Durch den Großstadtdschungel, vorbei an den Virenfallen der Bäcker und Bazillenschleudern an vollen Bushaltestellen schaffte ich es bis in die Kita, in die Keimzelle aller Krankheitserreger. Ich hatte Glück. Da lag er, mein Sohn, frisch gewindelt auf dem Wickeltisch, mit einem Lächeln so breit wie das einer Buddha-Statuette. Die Betreuerin kramte gerade hinter der Tür herum, sah mich nicht. Mit einer geschickten Handbewegung tauschte ich das Baby gegen eine Windelpackung mit gleichem Gewicht. Sie würde den Wechsel sicher nicht bemerken und wir könnten dem Virenverließ entkommen. Mucksmäuschenleise steuerten wir Richtung Umkleide.

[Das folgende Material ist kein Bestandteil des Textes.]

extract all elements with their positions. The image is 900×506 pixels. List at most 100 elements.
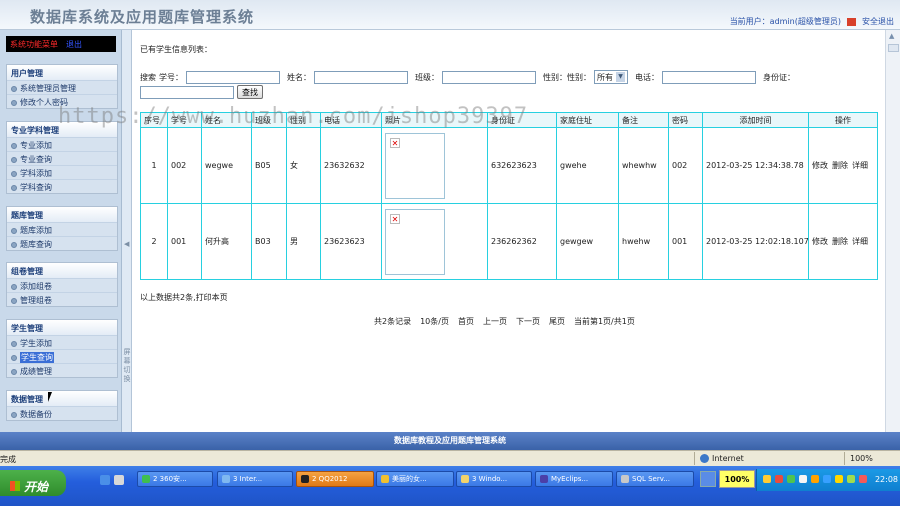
- table-row: 1 002 wegwe B05 女 23632632 ✕ 632623623 g…: [140, 127, 878, 204]
- class-label: 班级：: [415, 72, 439, 82]
- menu-item-label: 成绩管理: [20, 367, 52, 376]
- chevron-down-icon[interactable]: ▼: [616, 72, 625, 82]
- task-myeclipse[interactable]: MyEclips...: [535, 471, 613, 487]
- task-image[interactable]: 美丽的女...: [376, 471, 454, 487]
- summary-text[interactable]: 以上数据共2条,打印本页: [140, 292, 228, 303]
- broken-image-icon: ✕: [390, 213, 400, 224]
- edit-link[interactable]: 修改: [812, 237, 828, 246]
- menu-item-bank-query[interactable]: 题库查询: [7, 236, 117, 250]
- delete-link[interactable]: 删除: [832, 237, 848, 246]
- class-input[interactable]: [442, 70, 536, 84]
- collapse-arrow-icon[interactable]: ◀: [124, 240, 129, 248]
- tray-icon[interactable]: [859, 475, 867, 483]
- prev-page-link[interactable]: 上一页: [483, 316, 507, 327]
- bullet-icon: [11, 85, 17, 92]
- delete-link[interactable]: 删除: [832, 161, 848, 170]
- task-label: SQL Serv...: [632, 475, 670, 483]
- task-qq[interactable]: 2 QQ2012: [296, 471, 374, 487]
- page-size: 10条/页: [420, 317, 449, 326]
- tray-icon[interactable]: [811, 475, 819, 483]
- status-text: 完成: [0, 455, 16, 464]
- menu-item-paper-manage[interactable]: 管理组卷: [7, 292, 117, 306]
- next-page-link[interactable]: 下一页: [516, 316, 540, 327]
- menu-item-label: 系统管理员管理: [20, 84, 76, 93]
- system-title: 数据库系统及应用题库管理系统: [30, 8, 255, 26]
- logout-link[interactable]: 安全退出: [862, 16, 894, 27]
- menu-group-major: 专业学科管理 专业添加 专业查询 学科添加 学科查询: [6, 121, 118, 194]
- sidebar-toggle-strip[interactable]: ◀ 屏幕切换: [122, 30, 132, 432]
- bullet-icon: [11, 340, 17, 347]
- gender-select[interactable]: 所有 ▼: [594, 70, 628, 84]
- bullet-icon: [11, 156, 17, 163]
- bullet-icon: [11, 227, 17, 234]
- menu-item-score-manage[interactable]: 成绩管理: [7, 363, 117, 377]
- menu-exit-link[interactable]: 退出: [66, 40, 82, 49]
- desktop-quicklaunch-icon[interactable]: [114, 475, 124, 485]
- bullet-icon: [11, 283, 17, 290]
- tray-icon[interactable]: [763, 475, 771, 483]
- student-id-input[interactable]: [186, 70, 280, 84]
- zoom-level[interactable]: 100%: [850, 454, 873, 463]
- ie-quicklaunch-icon[interactable]: [100, 475, 110, 485]
- first-page-link[interactable]: 首页: [458, 316, 474, 327]
- tray-icon[interactable]: [775, 475, 783, 483]
- menu-item-student-query[interactable]: 学生查询: [7, 349, 117, 363]
- start-button[interactable]: 开始: [0, 470, 66, 496]
- tray-icon[interactable]: [799, 475, 807, 483]
- menu-item-admin-manage[interactable]: 系统管理员管理: [7, 80, 117, 94]
- menu-item-data-backup[interactable]: 数据备份: [7, 406, 117, 420]
- menu-group-title: 数据管理: [7, 391, 117, 406]
- scroll-up-icon[interactable]: ▲: [889, 32, 894, 40]
- search-button[interactable]: 查找: [237, 85, 263, 99]
- scroll-thumb[interactable]: [888, 44, 899, 52]
- cell-added-time: 2012-03-25 12:02:18.107: [702, 203, 809, 280]
- total-records: 共2条记录: [374, 317, 412, 326]
- cell-actions: 修改 删除 详细: [808, 203, 878, 280]
- name-label: 姓名：: [287, 72, 311, 82]
- menu-group-question-bank: 题库管理 题库添加 题库查询: [6, 206, 118, 251]
- menu-item-label: 学生添加: [20, 339, 52, 348]
- system-tray: 100% 22:08: [719, 469, 900, 491]
- menu-group-student: 学生管理 学生添加 学生查询 成绩管理: [6, 319, 118, 378]
- detail-link[interactable]: 详细: [852, 237, 868, 246]
- menu-item-bank-add[interactable]: 题库添加: [7, 222, 117, 236]
- menu-group-title: 用户管理: [7, 65, 117, 80]
- menu-title: 系统功能菜单: [10, 40, 58, 49]
- detail-link[interactable]: 详细: [852, 161, 868, 170]
- cell-idcard: 632623623: [487, 127, 557, 204]
- tray-icon[interactable]: [787, 475, 795, 483]
- task-windows[interactable]: 3 Windo...: [456, 471, 532, 487]
- col-header-added-time: 添加时间: [702, 112, 809, 128]
- app-icon: [381, 475, 389, 483]
- menu-item-subject-add[interactable]: 学科添加: [7, 165, 117, 179]
- show-desktop-button[interactable]: [700, 471, 716, 487]
- main-scrollbar[interactable]: ▲: [885, 30, 900, 432]
- last-page-link[interactable]: 尾页: [549, 316, 565, 327]
- table-row: 2 001 何升高 B03 男 23623623 ✕ 236262362 gew…: [140, 203, 878, 280]
- photo-placeholder: ✕: [385, 208, 445, 275]
- bullet-icon: [11, 99, 17, 106]
- menu-item-paper-add[interactable]: 添加组卷: [7, 278, 117, 292]
- menu-item-label: 专业查询: [20, 155, 52, 164]
- menu-item-major-add[interactable]: 专业添加: [7, 137, 117, 151]
- menu-item-student-add[interactable]: 学生添加: [7, 335, 117, 349]
- menu-item-subject-query[interactable]: 学科查询: [7, 179, 117, 193]
- task-internet[interactable]: 3 Inter...: [217, 471, 293, 487]
- cell-actions: 修改 删除 详细: [808, 127, 878, 204]
- task-360[interactable]: 2 360安...: [137, 471, 213, 487]
- phone-input[interactable]: [662, 70, 756, 84]
- current-user-text: 当前用户：admin(超级管理员): [729, 17, 841, 26]
- name-input[interactable]: [314, 70, 408, 84]
- tray-icon[interactable]: [847, 475, 855, 483]
- idcard-input[interactable]: [140, 85, 234, 99]
- clock[interactable]: 22:08: [875, 475, 898, 484]
- cell-remark: hwehw: [618, 203, 669, 280]
- task-sql-server[interactable]: SQL Serv...: [616, 471, 694, 487]
- menu-group-paper: 组卷管理 添加组卷 管理组卷: [6, 262, 118, 307]
- menu-item-major-query[interactable]: 专业查询: [7, 151, 117, 165]
- tray-icon[interactable]: [835, 475, 843, 483]
- tray-icon[interactable]: [823, 475, 831, 483]
- cell-student-id: 001: [167, 203, 202, 280]
- menu-item-label: 管理组卷: [20, 296, 52, 305]
- edit-link[interactable]: 修改: [812, 161, 828, 170]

Doch es wurde laut hinter uns. Schreien, Stöhnen, Wehklagen. Verdammt, sie war nicht darauf reingefallen, vielleicht die falsche Windelsorte. Die Kita-Betreuerin erschien am Ende des Gangs mit vollgerotzten Taschentüchern in der Hand. Hinter ihr stapften und krochen zwei Dutzend grippebefallene Kinderkadaver in unsere Richtung. Ich lief, während um unsere Köpfe Spuckepapierkugeln, vollgesabberte Plastikprinzessinen und Legoklötzchen peitschten. Schnell!! Sein Jäckchen umwerfen. Seine Schühchen anziehen. Sein Rucksäckchen packen. Das »Bitte Windeln mitbringen«-Schildchen umdrehen. Geschwind wie der Wind zum Ausgang laufen.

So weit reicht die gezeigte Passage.